At the cigar events I’ve attended for years, the guys, and even the gals I meet love to talk about cigars, cars and women. For as long as I can remember I wanted to create a line called Flathead and base it on old car engines. I discussed it with senior brand manager, Ed McKenna, and we immediately came up with some great ideas. The concepts were a hit and we went to work that morning on the blend. By that afternoon, we had four blends, narrowed down to one. We then discussed packaging and I envisioned a box lid that replicated a car engine. Everyone in the factory loved it but we realized we didn’t have the capabilities to make the box without a CNC machine. The next morning, we called the top brass in Virginia about the packaging and told them that we needed to buy a machine to make the box. They were on board, so, we got the approval and got our machine. Once the box design was in play, we contracted a local artist to design fly sheets with pinup girls to bring it all together. And this is how Flathead came to be, thanks to the CAO fans.

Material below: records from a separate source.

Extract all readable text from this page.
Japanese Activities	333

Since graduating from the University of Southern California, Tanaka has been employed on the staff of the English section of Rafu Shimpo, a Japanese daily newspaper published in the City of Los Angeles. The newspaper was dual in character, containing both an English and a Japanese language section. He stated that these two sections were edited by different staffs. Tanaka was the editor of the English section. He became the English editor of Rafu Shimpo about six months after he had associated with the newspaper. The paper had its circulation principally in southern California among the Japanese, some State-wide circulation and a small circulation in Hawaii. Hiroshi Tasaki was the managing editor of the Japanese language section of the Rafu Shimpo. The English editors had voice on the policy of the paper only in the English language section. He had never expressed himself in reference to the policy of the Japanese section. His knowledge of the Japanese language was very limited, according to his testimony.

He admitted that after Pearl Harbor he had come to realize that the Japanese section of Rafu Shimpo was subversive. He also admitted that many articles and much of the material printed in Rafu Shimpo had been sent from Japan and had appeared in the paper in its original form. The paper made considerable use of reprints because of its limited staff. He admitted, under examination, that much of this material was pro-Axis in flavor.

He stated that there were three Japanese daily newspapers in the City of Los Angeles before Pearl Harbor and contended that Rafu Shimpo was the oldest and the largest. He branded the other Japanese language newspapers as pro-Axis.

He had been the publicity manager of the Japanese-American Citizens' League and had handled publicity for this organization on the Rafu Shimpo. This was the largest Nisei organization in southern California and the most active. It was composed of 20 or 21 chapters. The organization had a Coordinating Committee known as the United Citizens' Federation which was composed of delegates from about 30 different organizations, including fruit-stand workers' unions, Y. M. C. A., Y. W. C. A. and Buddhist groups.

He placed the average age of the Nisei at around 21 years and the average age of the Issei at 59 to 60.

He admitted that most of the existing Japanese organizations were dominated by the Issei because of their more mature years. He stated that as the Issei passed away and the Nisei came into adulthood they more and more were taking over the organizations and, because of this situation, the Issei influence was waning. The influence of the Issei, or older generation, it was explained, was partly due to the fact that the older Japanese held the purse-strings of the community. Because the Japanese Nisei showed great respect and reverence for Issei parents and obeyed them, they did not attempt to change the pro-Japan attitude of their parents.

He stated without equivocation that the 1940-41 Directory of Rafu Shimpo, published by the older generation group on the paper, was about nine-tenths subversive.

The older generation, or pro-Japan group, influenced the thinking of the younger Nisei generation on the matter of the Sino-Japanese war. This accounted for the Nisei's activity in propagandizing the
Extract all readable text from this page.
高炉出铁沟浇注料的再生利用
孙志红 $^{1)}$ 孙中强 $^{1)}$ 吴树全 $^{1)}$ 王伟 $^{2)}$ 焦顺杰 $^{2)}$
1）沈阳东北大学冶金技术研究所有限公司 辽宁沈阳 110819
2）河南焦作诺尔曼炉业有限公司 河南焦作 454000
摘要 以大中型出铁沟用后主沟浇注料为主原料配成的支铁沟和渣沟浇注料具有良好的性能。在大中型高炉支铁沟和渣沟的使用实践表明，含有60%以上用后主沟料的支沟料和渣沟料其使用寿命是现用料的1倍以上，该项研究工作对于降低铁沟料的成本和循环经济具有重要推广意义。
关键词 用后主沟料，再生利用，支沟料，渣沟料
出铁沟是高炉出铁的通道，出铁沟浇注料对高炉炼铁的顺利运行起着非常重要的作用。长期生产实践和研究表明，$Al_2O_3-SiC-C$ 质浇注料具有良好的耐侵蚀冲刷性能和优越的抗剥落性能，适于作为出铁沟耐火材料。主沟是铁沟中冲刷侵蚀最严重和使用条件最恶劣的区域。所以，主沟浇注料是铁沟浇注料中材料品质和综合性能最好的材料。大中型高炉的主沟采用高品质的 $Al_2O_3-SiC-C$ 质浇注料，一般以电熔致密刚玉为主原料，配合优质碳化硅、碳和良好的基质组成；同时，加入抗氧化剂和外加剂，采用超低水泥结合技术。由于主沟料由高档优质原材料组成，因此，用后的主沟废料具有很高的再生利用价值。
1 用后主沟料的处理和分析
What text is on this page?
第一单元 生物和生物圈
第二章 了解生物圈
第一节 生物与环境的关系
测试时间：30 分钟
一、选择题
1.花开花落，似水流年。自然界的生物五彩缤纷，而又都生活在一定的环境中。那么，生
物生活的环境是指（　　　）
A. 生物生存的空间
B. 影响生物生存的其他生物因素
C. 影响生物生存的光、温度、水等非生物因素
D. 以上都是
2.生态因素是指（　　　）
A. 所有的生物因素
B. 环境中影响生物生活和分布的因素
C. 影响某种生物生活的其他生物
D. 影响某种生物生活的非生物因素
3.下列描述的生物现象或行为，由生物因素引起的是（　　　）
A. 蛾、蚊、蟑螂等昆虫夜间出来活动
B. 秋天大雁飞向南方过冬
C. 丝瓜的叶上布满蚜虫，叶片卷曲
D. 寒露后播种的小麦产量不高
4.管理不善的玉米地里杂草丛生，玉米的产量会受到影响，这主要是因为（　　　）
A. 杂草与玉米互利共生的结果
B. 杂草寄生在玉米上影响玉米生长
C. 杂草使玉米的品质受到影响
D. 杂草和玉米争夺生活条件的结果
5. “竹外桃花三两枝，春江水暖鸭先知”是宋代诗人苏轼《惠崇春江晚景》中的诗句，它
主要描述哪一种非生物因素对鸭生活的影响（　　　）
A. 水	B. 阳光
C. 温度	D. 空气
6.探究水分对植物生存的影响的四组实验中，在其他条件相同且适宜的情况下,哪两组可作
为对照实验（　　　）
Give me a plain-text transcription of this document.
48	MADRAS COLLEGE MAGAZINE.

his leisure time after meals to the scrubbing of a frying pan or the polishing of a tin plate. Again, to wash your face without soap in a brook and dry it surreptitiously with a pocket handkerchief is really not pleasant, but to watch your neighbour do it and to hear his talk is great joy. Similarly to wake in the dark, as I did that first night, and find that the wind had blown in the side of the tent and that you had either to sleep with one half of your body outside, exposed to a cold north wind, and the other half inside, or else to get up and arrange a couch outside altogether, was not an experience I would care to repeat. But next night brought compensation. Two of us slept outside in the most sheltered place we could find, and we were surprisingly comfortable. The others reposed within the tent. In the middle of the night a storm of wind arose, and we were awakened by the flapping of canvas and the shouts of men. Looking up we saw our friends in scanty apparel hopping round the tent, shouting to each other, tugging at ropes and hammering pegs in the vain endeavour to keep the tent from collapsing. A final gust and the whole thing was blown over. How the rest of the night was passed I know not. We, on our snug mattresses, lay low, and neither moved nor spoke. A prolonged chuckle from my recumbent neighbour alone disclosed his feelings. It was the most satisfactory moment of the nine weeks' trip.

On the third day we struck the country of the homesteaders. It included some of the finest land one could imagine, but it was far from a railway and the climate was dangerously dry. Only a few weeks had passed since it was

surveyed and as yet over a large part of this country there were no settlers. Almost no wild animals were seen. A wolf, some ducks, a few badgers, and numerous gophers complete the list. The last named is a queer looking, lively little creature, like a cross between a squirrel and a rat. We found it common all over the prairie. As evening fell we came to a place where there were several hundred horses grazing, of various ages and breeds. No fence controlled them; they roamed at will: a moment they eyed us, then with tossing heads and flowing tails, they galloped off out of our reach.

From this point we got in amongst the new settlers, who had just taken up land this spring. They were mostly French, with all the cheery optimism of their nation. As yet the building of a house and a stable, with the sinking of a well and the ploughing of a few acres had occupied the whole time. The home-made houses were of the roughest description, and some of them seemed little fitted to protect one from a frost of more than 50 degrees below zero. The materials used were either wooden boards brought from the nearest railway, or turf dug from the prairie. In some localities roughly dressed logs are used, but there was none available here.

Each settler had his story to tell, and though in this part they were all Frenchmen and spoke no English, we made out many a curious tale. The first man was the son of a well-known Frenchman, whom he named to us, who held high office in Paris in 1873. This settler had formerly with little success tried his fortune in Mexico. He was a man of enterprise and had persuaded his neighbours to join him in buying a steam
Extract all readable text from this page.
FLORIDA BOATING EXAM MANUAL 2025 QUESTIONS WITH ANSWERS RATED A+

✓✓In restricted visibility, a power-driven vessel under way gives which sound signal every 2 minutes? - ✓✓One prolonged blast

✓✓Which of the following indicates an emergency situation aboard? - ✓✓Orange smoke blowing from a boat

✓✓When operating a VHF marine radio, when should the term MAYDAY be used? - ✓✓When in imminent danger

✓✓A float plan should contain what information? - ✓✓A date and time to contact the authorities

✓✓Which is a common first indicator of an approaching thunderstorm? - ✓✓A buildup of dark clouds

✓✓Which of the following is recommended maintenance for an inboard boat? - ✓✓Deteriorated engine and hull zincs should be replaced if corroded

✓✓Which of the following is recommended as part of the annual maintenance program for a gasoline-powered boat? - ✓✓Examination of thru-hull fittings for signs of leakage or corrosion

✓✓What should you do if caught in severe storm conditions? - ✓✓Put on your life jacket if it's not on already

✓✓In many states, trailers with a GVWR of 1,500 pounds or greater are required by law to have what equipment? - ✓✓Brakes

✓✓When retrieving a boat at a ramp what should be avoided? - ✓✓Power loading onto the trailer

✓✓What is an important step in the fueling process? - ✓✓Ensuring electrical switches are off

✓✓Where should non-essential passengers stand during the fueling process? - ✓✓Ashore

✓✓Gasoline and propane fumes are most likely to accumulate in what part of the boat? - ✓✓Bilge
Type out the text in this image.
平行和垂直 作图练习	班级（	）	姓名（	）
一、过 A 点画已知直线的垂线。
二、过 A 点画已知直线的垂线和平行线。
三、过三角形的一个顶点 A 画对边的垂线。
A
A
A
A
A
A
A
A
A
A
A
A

Number 5: I May Be the Face, But the Success of CAO is a True Team Effort
We all have such great passion for this brand, and it works because we balance each other out. Take one guy out of the mix, and the whole thing doesn’t work. Ed McKenna is focused, smart and one of my best friends – but that doesn’t mean he agrees with me. In fact, we fight and we yell at each other but at the end of the day, we’re pulling for the same thing – what’s best for CAO. The same thing is true for our boss Alan Willner (VP of marketing) and Jhonys Diaz (VP of operations) who runs the factories. Their input is incredibly valuable and they think of things that Ed and I don’t think of and together, one way or another, we all end up on the same page. We all want CAO to continue on this great path and we’re excited about what’s in store for the future. We’ve got some great new cigars in the works for IPCPR this year and I can’t wait to share them with everyone.